Falta de pessoal e mudanças frequentes na legislação são os motivos do problema, segundo avaliação interna do Ibama e as fontes ouvidas.

"As pessoas têm a impressão de que o Estado é incapaz de punir", diz Felipe Nunes, pesquisador da Universidade Federal de Minas Gerais (UFMG) e um dos autores de um estudo que mostra que menos multas ambientais estão sendo aplicadas e julgadas por atual administração do Ibama.

Especialistas apontam que uma das razões que ajudaram a aumentar o risco de prescrições é a chamada audiência de conciliação, uma nova etapa antes do julgamento da multa em que o Ibama oferece ao infrator a possibilidade de chegar a um acordo com a empresa em vez de caminhar por um julgamento.
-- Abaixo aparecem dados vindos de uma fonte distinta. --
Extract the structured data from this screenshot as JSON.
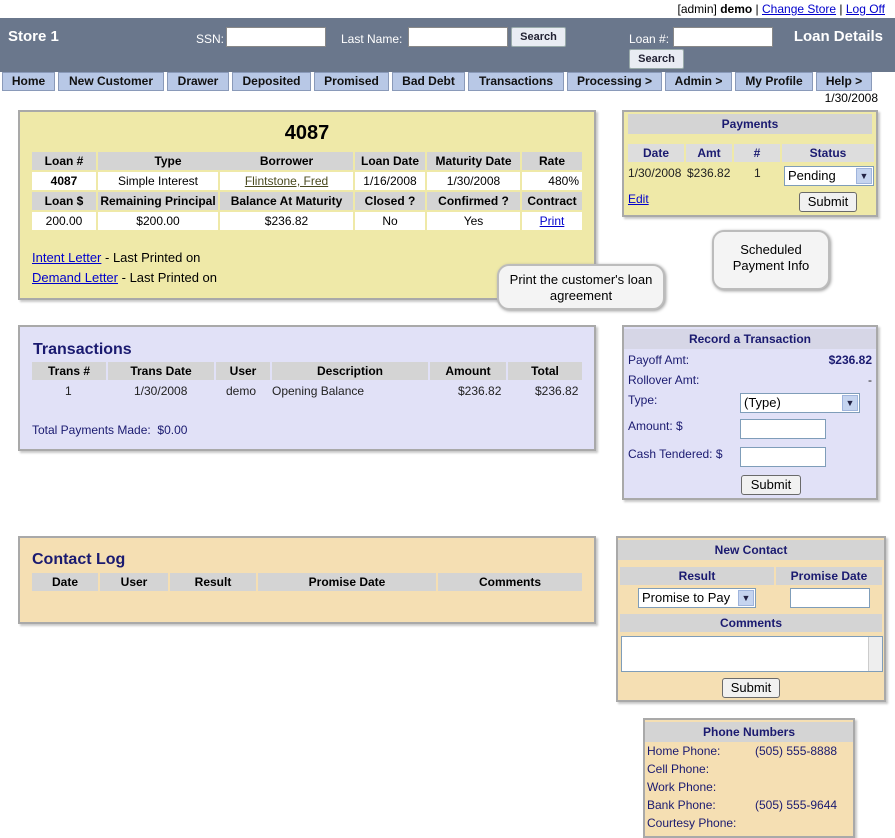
{
  "util": {
    "role": "[admin]",
    "user": "demo",
    "change_store": "Change Store",
    "logoff": "Log Off"
  },
  "header": {
    "store": "Store 1",
    "title": "Loan Details",
    "ssn_label": "SSN:",
    "lastname_label": "Last Name:",
    "loan_label": "Loan #:",
    "search_btn1": "Search",
    "search_btn2": "Search"
  },
  "nav": [
    "Home",
    "New Customer",
    "Drawer",
    "Deposited",
    "Promised",
    "Bad Debt",
    "Transactions",
    "Processing >",
    "Admin >",
    "My Profile",
    "Help >"
  ],
  "current_date": "1/30/2008",
  "loan": {
    "number": "4087",
    "h1": [
      "Loan #",
      "Type",
      "Borrower",
      "Loan Date",
      "Maturity Date",
      "Rate"
    ],
    "r1": [
      "4087",
      "Simple Interest",
      "Flintstone, Fred",
      "1/16/2008",
      "1/30/2008",
      "480%"
    ],
    "h2": [
      "Loan $",
      "Remaining Principal",
      "Balance At Maturity",
      "Closed ?",
      "Confirmed ?",
      "Contract"
    ],
    "r2": [
      "200.00",
      "$200.00",
      "$236.82",
      "No",
      "Yes",
      "Print"
    ],
    "intent_link": "Intent Letter",
    "intent_text": "- Last Printed on",
    "demand_link": "Demand Letter",
    "demand_text": "- Last Printed on"
  },
  "payments": {
    "title": "Payments",
    "headers": [
      "Date",
      "Amt",
      "#",
      "Status"
    ],
    "row": [
      "1/30/2008",
      "$236.82",
      "1"
    ],
    "status": "Pending",
    "edit": "Edit",
    "submit": "Submit"
  },
  "callouts": {
    "print": "Print the customer's loan agreement",
    "scheduled": "Scheduled Payment Info"
  },
  "transactions": {
    "title": "Transactions",
    "headers": [
      "Trans #",
      "Trans Date",
      "User",
      "Description",
      "Amount",
      "Total"
    ],
    "row": [
      "1",
      "1/30/2008",
      "demo",
      "Opening Balance",
      "$236.82",
      "$236.82"
    ],
    "total_label": "Total Payments Made:",
    "total_value": "$0.00"
  },
  "record": {
    "title": "Record a Transaction",
    "payoff_label": "Payoff Amt:",
    "payoff_value": "$236.82",
    "rollover_label": "Rollover Amt:",
    "rollover_value": "-",
    "type_label": "Type:",
    "type_value": "(Type)",
    "amount_label": "Amount: $",
    "cash_label": "Cash Tendered: $",
    "submit": "Submit"
  },
  "contact_log": {
    "title": "Contact Log",
    "headers": [
      "Date",
      "User",
      "Result",
      "Promise Date",
      "Comments"
    ]
  },
  "new_contact": {
    "title": "New Contact",
    "result_label": "Result",
    "promise_label": "Promise Date",
    "result_value": "Promise to Pay",
    "comments_label": "Comments",
    "submit": "Submit"
  },
  "phones": {
    "title": "Phone Numbers",
    "home_label": "Home Phone:",
    "home": "(505) 555-8888",
    "cell_label": "Cell Phone:",
    "work_label": "Work Phone:",
    "bank_label": "Bank Phone:",
    "bank": "(505) 555-9644",
    "courtesy_label": "Courtesy Phone:"
  },
  "colors": {
    "header": "#6a778c",
    "nav": "#b8c8e6",
    "loan_panel": "#efe9a8",
    "trans_panel": "#e1e1f7",
    "contact_panel": "#f5dfb3"
  }
}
Criado em 2019, o procedimento acabou retardando o processamento de multas nos primeiros meses. Dados da agência ambiental apontam que houve o menor número de julgamentos de infrações ambientais ao menos desde 2013 no órgão.

O Ibama reconheceu essas audiências como um desafio em uma avaliação interna, mencionando-as em seu memorando interno em uma seção sobre "ameaças ao processo sancionatório".

"A audiência de conciliação foi uma política que veio de cima pra baixo, sem ouvir os servidores. Gastou-se muita energia. Se tivessem priorizado o trabalho para melhorar julgamento e instrução das multas, não teríamos tantas prescrições de multas de valores altíssimos", diz o geógrafo e analista ambiental Govinda Terra, um dos diretores da Associação dos Servidores da Carreira de Especialista em Meio Ambiente e do Plano Especial de Cargos do MMA (Ministério do Meio Ambiente) e do Ibama (Asibama-DF).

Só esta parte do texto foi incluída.